Funding for education technology companies hit a record high in 2014, with $1.87 billion invested in across some 350 deals. The number of deals was up 5% from the previous year, and the amount of those deals jumped a whopping 55%.
While many of these deals were “small” — a million dollars or so — there were some sizable investments. The biggest deal of the year: $135 million to Pluralsight, which offers online training for “serious software developers, IT administrators, and creative professionals.” And last week, one of Pluralsight’s major competitors, Lynda.com, trumped that number by almost half as much again, raising $186 million.

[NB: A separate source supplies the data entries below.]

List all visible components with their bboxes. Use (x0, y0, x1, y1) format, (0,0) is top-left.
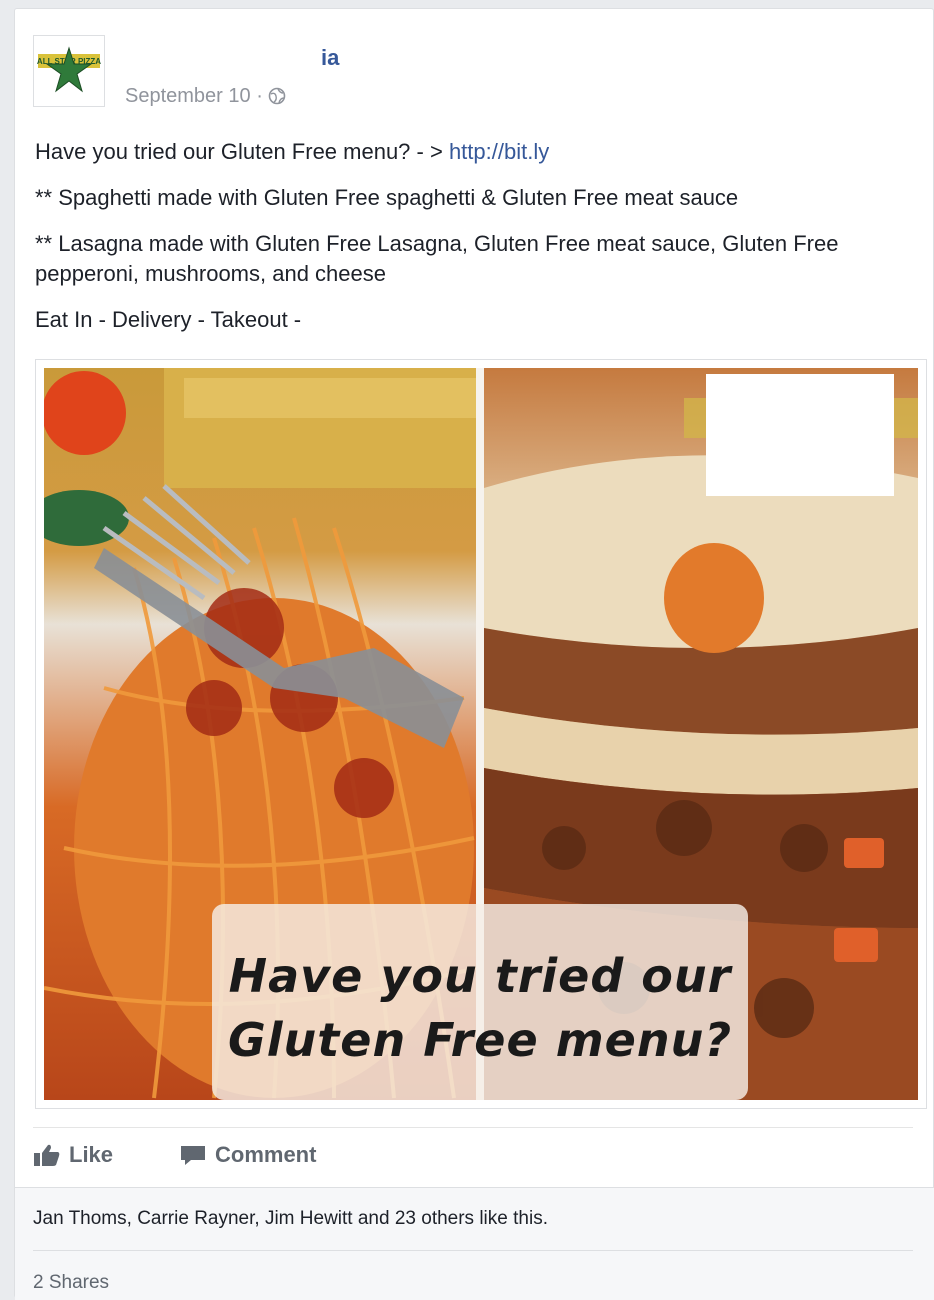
post-card: ALL STAR PIZZA ia September 10 · Have yo… (14, 8, 934, 1300)
redacted-block (549, 141, 828, 163)
engagement-summary: Jan Thoms, Carrie Rayner, Jim Hewitt and… (15, 1187, 934, 1300)
image-caption: Have you tried our Gluten Free menu? (212, 944, 748, 1072)
image-caption-line-2: Gluten Free menu? (228, 1013, 732, 1067)
post-line-4-text: Eat In - Delivery - Takeout - (35, 307, 308, 332)
post-line-3: ** Lasagna made with Gluten Free Lasagna… (35, 231, 839, 286)
page-avatar[interactable]: ALL STAR PIZZA (33, 35, 105, 107)
page-name[interactable]: ia (125, 45, 339, 71)
image-caption-overlay: Have you tried our Gluten Free menu? (212, 904, 748, 1100)
globe-icon (269, 87, 286, 105)
like-thumb-icon (34, 1144, 60, 1166)
post-line-1-text: Have you tried our Gluten Free menu? - > (35, 139, 449, 164)
post-image[interactable]: Have you tried our Gluten Free menu? (35, 359, 927, 1109)
star-logo-icon: ALL STAR PIZZA (34, 36, 104, 106)
comment-button[interactable]: Comment (179, 1142, 316, 1168)
redacted-logo-box (706, 374, 894, 496)
post-image-content: Have you tried our Gluten Free menu? (44, 368, 918, 1100)
like-button[interactable]: Like (33, 1142, 113, 1168)
post-link[interactable]: http://bit.ly (449, 139, 549, 164)
post-line-2: ** Spaghetti made with Gluten Free spagh… (35, 185, 739, 210)
post-line-1: Have you tried our Gluten Free menu? - >… (35, 137, 925, 167)
post-actions: Like Comment (33, 1127, 913, 1178)
redacted-phone (307, 309, 488, 331)
post-timestamp[interactable]: September 10 · (125, 85, 286, 108)
comment-label: Comment (215, 1142, 317, 1167)
likes-summary[interactable]: Jan Thoms, Carrie Rayner, Jim Hewitt and… (33, 1208, 548, 1230)
post-header: ALL STAR PIZZA ia September 10 · (33, 35, 913, 115)
divider (33, 1250, 913, 1251)
shares-count[interactable]: 2 Shares (33, 1272, 109, 1294)
post-line-4: Eat In - Delivery - Takeout - (35, 305, 925, 335)
image-caption-line-1: Have you tried our (228, 949, 732, 1003)
comment-icon (181, 1146, 205, 1165)
post-body: Have you tried our Gluten Free menu? - >… (35, 137, 925, 351)
like-label: Like (69, 1142, 114, 1167)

Lynda.com has now raised a total of $289 million; Pluralsight, a total of $165 million.
The tech website Quartz declared that this funding shows “the MOOC model attracting big money from investors,” but it’s hard to see the training programs offered by either Lynda.com or Pluralsight as “MOOCs” – certainly not in the original sense of the phrase “massive open online courses.” If nothing else, that word “open” in MOOCs has long meant “free”. Both Lynda.com and Pluralsight cost money; they offer their training courses via a subscription-based model. And these companies do not partner with universities like edX and Coursera do; they hire their own instructors.
So if all this investment is not about the “MOOC model,” it still does indicate a belief there’s a strong market for the classes on “technology skills” that the two companies (as well as many of the MOOC platforms) provide. Many companies use these types services to help train their employees to boost their skills or to use particular software, for example, and some offer access to the subscriptions as an employee perk. Some schools also make the subscriptions available to their students, as supplemental course materials.
What are the implications for schools not just of the massive influx of ed-tech investment, but of the growing influence of the “skills training” industry?
Quartz cites Pluralsight’s CEO saying, teachers usually are “really focused on conceptual frameworks, they’re focused on theory rather than technical skills.” He contends that “if you use something like Pluralsight to fill in that gap … it actually solves that problem.” Perhaps.
Pluralsight’s classes, arguably, are for more advanced software engineers, while Lynda.com’s really span a range of levels and topics. Lynda.com also offers a series of programming classes for kids.
How will a growing emphasis on technical “skills training” and “job training” change schools? If the purpose of education is increasingly defined to include “training,” will that mean that more schools turn to these sorts of online services? Will this emphasis re-shape what is taught, how it’s taught?
The investors who’ve poured hundreds of millions of dollars into these companies seem to believe there’s a huge opportunity here. What opportunities will school take in response?